As we begin the 21st century, the question of Black women crafting their own identities is crucial. How we define ourselves may be the most important thing we do in the immediate future. No one can do it for us. Who we are and how we should live our lives should be defined by us. Our sense of womanhood, then, must grow out of the values and lived experiences of Black women. It must reflect the process by which Black women come to know the laws and causes of reality. If any group of women can make sense of the world and tell real truths, it would be Black women, who were the first to right the scales of justice, the first to speak truth and the first to walk in the way of righteousness.
Our concern is: How can we reconstruct our own history in our own image? It is not an easy task, since every effort has been made to keep us away from our true selves. The closer we get to our history, to ourselves, the greater the effort has been to make sure that we become confused and move away from our center.
Our history did not start 400 years ago on slave ships that landed in North and South America. It stretches back thousands of years before the Greek and Roman empires. Much has been done to keep us away from the ancient Egyptians. It is only because of the persistent work of Black scholars that white Egyptologists now admit that the first nine dynasties of Egypt were Black. Our ancestors built the Great Pyramid of Giza more than six thousands years ago—a structure 481 feet high at the center of the Earth’s land masses, the most perfectly aligned building to true north, made of two and a half million stones weighing two tons each. Without our reclamation of Egypt, we will continue to turn to Europeans to validate who we are and what we are to become.
We have turned from ourselves, busy trying to be somebody else, trying not to look like ourselves. We are confused and do not know which way to turn. We are losing our life force. When we no longer respond to who we are—queens, seers, leaders, doers—we die a spiritual death.

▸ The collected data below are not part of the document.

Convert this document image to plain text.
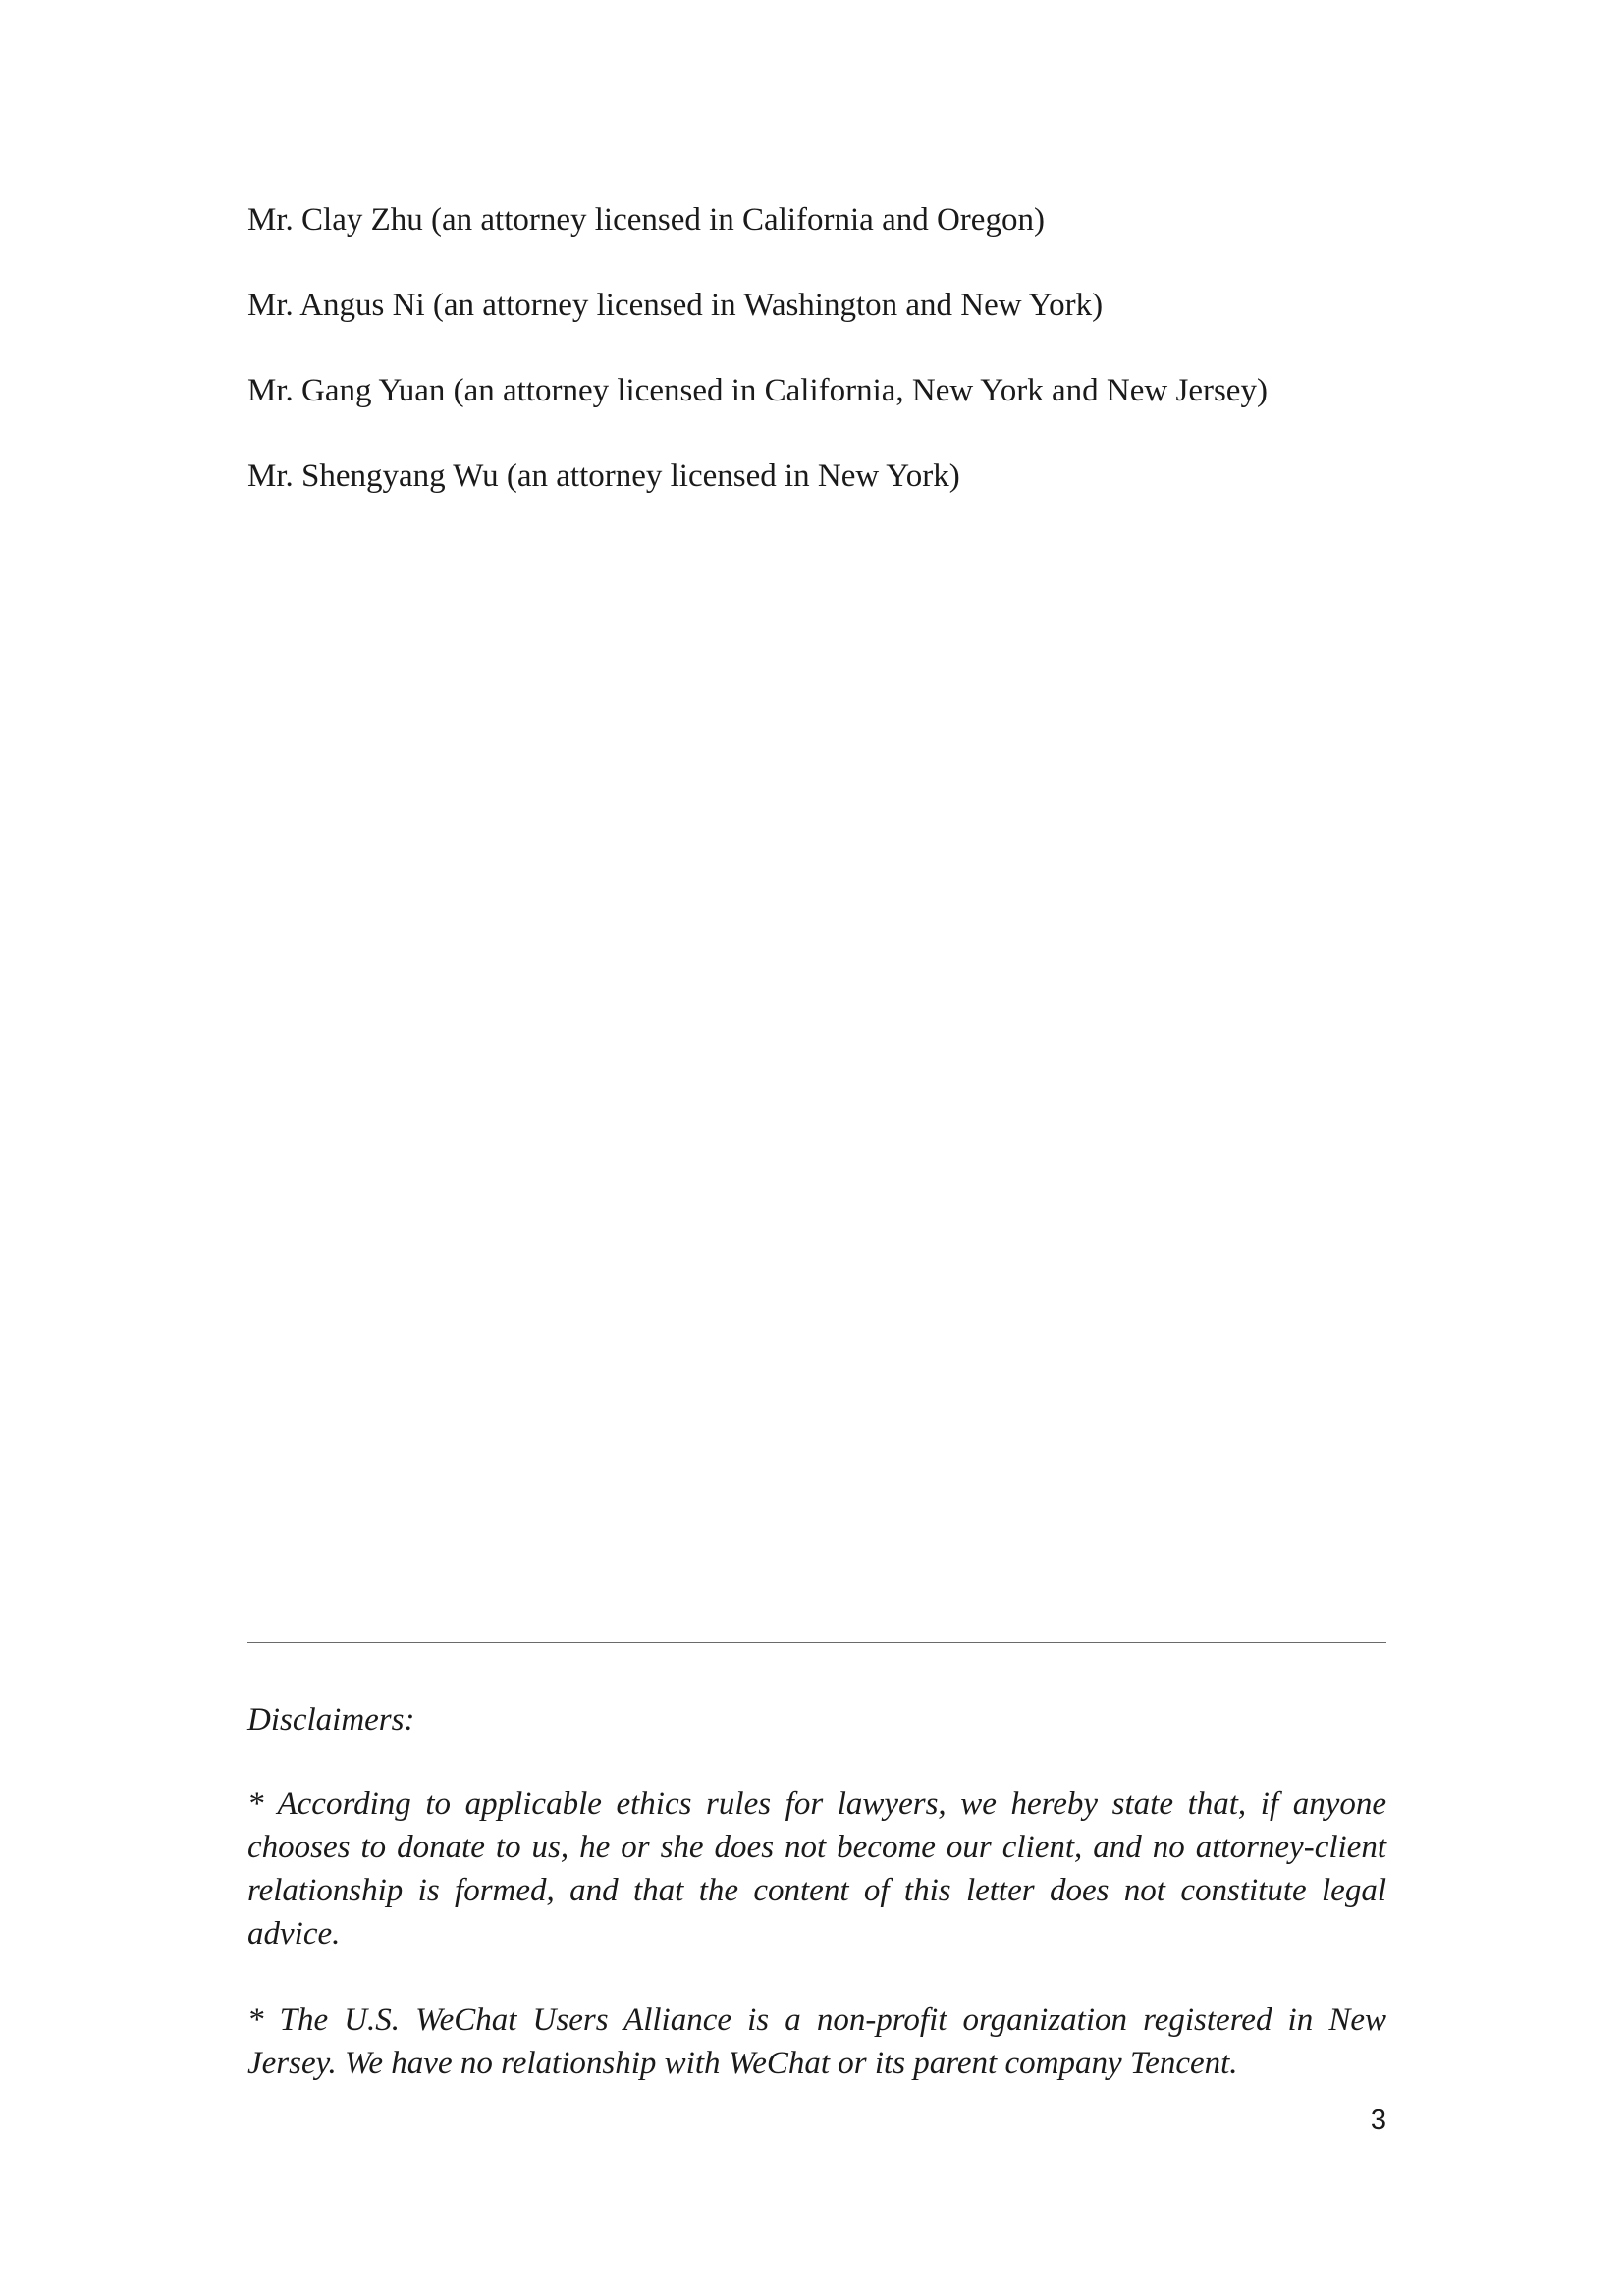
Mr. Clay Zhu (an attorney licensed in California and Oregon)
Mr. Angus Ni (an attorney licensed in Washington and New York)
Mr. Gang Yuan (an attorney licensed in California, New York and New Jersey)
Mr. Shengyang Wu (an attorney licensed in New York)

Disclaimers:

* According to applicable ethics rules for lawyers, we hereby state that, if anyone chooses to donate to us, he or she does not become our client, and no attorney-client relationship is formed, and that the content of this letter does not constitute legal advice.

* The U.S. WeChat Users Alliance is a non-profit organization registered in New Jersey. We have no relationship with WeChat or its parent company Tencent.

3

We have changed our hair—bleached it, bone-straightened it and we are still confused. We have changed our eye color, our nose and our skin color. We still don’t know we are the original and cannot copy from a copy. No wonder we are confused. How can a Black woman, who was the first woman to be created, the first to walk, the first to talk, the first to give birth, the first to be a wife, the first to establish a family, copy from someone who came much later? How can we copy from the imitators, from our offspring?

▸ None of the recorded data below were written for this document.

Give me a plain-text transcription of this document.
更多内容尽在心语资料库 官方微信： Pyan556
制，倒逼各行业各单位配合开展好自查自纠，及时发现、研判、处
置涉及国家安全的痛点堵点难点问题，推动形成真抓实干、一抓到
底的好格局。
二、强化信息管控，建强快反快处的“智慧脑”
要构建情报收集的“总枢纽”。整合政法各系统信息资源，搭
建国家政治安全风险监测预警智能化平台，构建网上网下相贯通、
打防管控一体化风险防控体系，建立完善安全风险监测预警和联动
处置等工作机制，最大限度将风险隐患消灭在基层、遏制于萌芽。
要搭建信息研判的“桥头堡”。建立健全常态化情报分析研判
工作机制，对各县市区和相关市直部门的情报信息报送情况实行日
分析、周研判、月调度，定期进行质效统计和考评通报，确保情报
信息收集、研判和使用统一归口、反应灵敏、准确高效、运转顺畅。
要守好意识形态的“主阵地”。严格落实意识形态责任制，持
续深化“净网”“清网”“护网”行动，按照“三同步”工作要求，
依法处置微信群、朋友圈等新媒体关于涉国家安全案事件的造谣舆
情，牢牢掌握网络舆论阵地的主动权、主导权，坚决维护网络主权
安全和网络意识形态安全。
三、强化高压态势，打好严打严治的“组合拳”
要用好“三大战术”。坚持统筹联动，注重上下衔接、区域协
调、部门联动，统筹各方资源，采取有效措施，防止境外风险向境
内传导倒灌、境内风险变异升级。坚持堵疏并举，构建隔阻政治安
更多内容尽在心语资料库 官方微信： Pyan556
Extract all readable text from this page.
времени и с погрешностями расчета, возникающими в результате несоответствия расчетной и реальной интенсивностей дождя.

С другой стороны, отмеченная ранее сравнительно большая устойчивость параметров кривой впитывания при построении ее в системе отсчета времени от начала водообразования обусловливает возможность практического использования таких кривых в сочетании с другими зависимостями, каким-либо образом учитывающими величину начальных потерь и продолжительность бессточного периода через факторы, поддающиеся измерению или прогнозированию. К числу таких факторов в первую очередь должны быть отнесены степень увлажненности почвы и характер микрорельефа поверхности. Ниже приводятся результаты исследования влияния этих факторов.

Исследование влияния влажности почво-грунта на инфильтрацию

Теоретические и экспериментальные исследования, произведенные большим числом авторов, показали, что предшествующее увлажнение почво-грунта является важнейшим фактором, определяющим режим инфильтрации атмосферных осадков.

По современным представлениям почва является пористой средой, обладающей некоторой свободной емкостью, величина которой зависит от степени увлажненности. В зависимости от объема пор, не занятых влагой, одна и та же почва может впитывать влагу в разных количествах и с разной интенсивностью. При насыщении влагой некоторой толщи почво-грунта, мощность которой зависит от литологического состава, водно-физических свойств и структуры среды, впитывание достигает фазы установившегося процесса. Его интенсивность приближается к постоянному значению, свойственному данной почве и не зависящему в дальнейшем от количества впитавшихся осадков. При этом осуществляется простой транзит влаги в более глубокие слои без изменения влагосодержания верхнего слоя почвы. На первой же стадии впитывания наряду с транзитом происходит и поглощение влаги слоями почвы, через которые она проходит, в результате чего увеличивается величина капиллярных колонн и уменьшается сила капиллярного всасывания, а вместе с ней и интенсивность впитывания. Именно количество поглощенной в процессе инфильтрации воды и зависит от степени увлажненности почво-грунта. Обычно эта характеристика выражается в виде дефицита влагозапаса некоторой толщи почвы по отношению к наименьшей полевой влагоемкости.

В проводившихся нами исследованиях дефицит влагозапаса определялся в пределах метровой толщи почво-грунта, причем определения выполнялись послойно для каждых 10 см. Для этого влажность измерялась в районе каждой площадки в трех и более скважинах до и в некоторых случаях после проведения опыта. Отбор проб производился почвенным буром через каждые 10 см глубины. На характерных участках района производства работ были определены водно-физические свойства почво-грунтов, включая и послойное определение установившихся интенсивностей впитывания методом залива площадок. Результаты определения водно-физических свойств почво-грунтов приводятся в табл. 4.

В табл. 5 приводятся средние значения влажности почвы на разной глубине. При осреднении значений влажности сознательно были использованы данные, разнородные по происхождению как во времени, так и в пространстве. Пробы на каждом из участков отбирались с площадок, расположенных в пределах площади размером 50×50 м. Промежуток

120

We are truly confused. We are reluctant or embarrassed to talk about our enslavement in America. We were the enslaved, not the enslavers. We must never let anyone trivialize our enslavement and the sacrifices of our ancestors, who made cotton “king”; who built the mansions but could not sleep in them; who were forced to respond to names other than their own and to appear dumb even when they had full control of the master’s house and his children.
How did we get so far away from ourselves? So far away from our intended purposes? I suggest the first step toward alienation was the taking away of the red dress. The symbolism is not only the red dress, but also the yellow, the orange, or any of the colors that speak to our beginnings in Africa— the in-the-sun continent—where we wore bright colors. We had a way of behaving, a way of carrying ourselves, a way of walking. The red dress is the symbol of our feisty nature, the symbol of our queenship, the symbol of our spirit. We were not allowed to wear any of the colors that might remind us of who we really were—queens, seers and leaders.

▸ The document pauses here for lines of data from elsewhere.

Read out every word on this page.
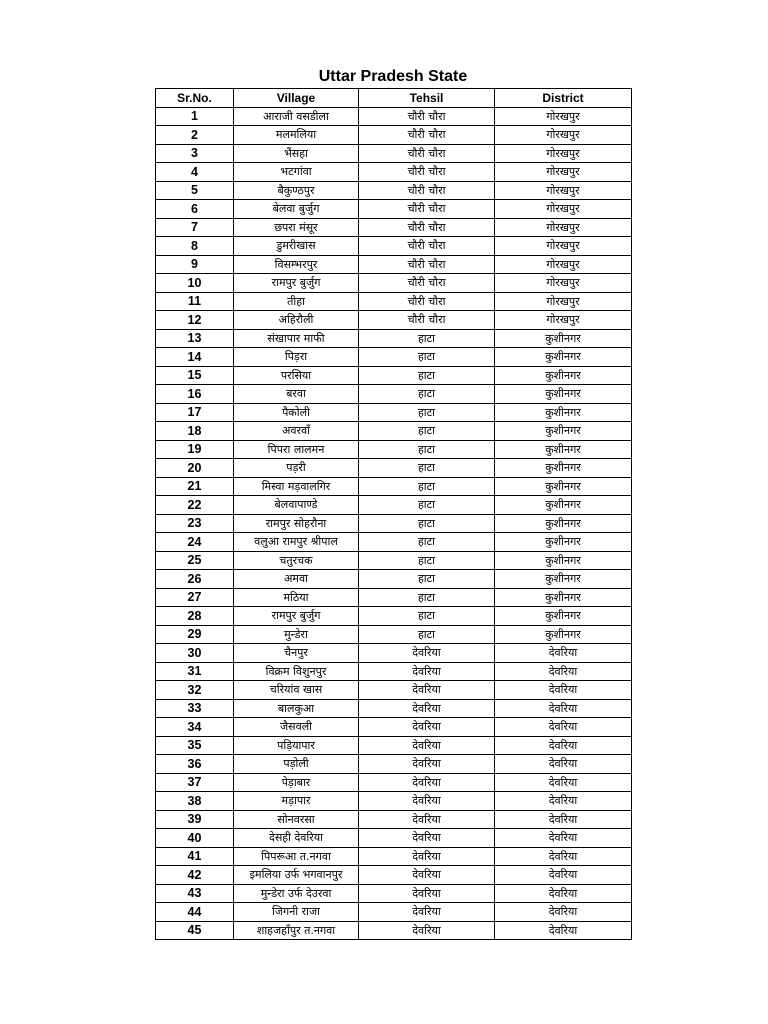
Uttar Pradesh State
Sr.No.	Village	Tehsil	District
1	आराजी वसडीला	चौरी चौरा	गोरखपुर
2	मलमलिया	चौरी चौरा	गोरखपुर
3	भैंसहा	चौरी चौरा	गोरखपुर
4	भटगांवा	चौरी चौरा	गोरखपुर
5	बैकुण्ठपुर	चौरी चौरा	गोरखपुर
6	बेलवा बुर्जुग	चौरी चौरा	गोरखपुर
7	छपरा मंसूर	चौरी चौरा	गोरखपुर
8	डुमरीखास	चौरी चौरा	गोरखपुर
9	विसम्भरपुर	चौरी चौरा	गोरखपुर
10	रामपुर बुर्जुग	चौरी चौरा	गोरखपुर
11	तीहा	चौरी चौरा	गोरखपुर
12	अहिरौली	चौरी चौरा	गोरखपुर
13	संखापार माफी	हाटा	कुशीनगर
14	पिड़रा	हाटा	कुशीनगर
15	परसिया	हाटा	कुशीनगर
16	बरवा	हाटा	कुशीनगर
17	पैकोली	हाटा	कुशीनगर
18	अवरवाँ	हाटा	कुशीनगर
19	पिपरा लालमन	हाटा	कुशीनगर
20	पड़री	हाटा	कुशीनगर
21	मिस्वा मड़वालगिर	हाटा	कुशीनगर
22	बेलवापाण्डे	हाटा	कुशीनगर
23	रामपुर सोहरौना	हाटा	कुशीनगर
24	वलुआ रामपुर श्रीपाल	हाटा	कुशीनगर
25	चतुरचक	हाटा	कुशीनगर
26	अमवा	हाटा	कुशीनगर
27	मठिया	हाटा	कुशीनगर
28	रामपुर बुर्जुग	हाटा	कुशीनगर
29	मुन्डेरा	हाटा	कुशीनगर
30	चैनपुर	देवरिया	देवरिया
31	विक्रम विशुनपुर	देवरिया	देवरिया
32	चरियांव खास	देवरिया	देवरिया
33	बालकुआ	देवरिया	देवरिया
34	जैसवली	देवरिया	देवरिया
35	पड़ियापार	देवरिया	देवरिया
36	पड़ोली	देवरिया	देवरिया
37	पेड़ाबार	देवरिया	देवरिया
38	मड़ापार	देवरिया	देवरिया
39	सोनवरसा	देवरिया	देवरिया
40	देसही देवरिया	देवरिया	देवरिया
41	पिपरूआ त.नगवा	देवरिया	देवरिया
42	इमलिया उर्फ भगवानपुर	देवरिया	देवरिया
43	मुन्डेरा उर्फ देउरवा	देवरिया	देवरिया
44	जिगनी राजा	देवरिया	देवरिया
45	शाहजहाँपुर त.नगवा	देवरिया	देवरिया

We need to get back to our colors, back to our red dress, back to ourselves. We must reclaim our history.
Our history, as is the case with all history, is a continuing process of reading, re-reading, revising and reconstructing. The past does not change, but the questions we ask to connect the past to the present do change. We must harness our history in the service of humankind. It is, after all, individuals—ordinary people—who make and change history.
We must redefine our womanhood. How do you see yourself as we enter into this new millennium? Would our ancestors be proud of us? Have we brought our people any closer to our defined true selves? Have we brought our people any closer to freedom, any closer to justice?
Sisters, put on your colors. Wear your red dress.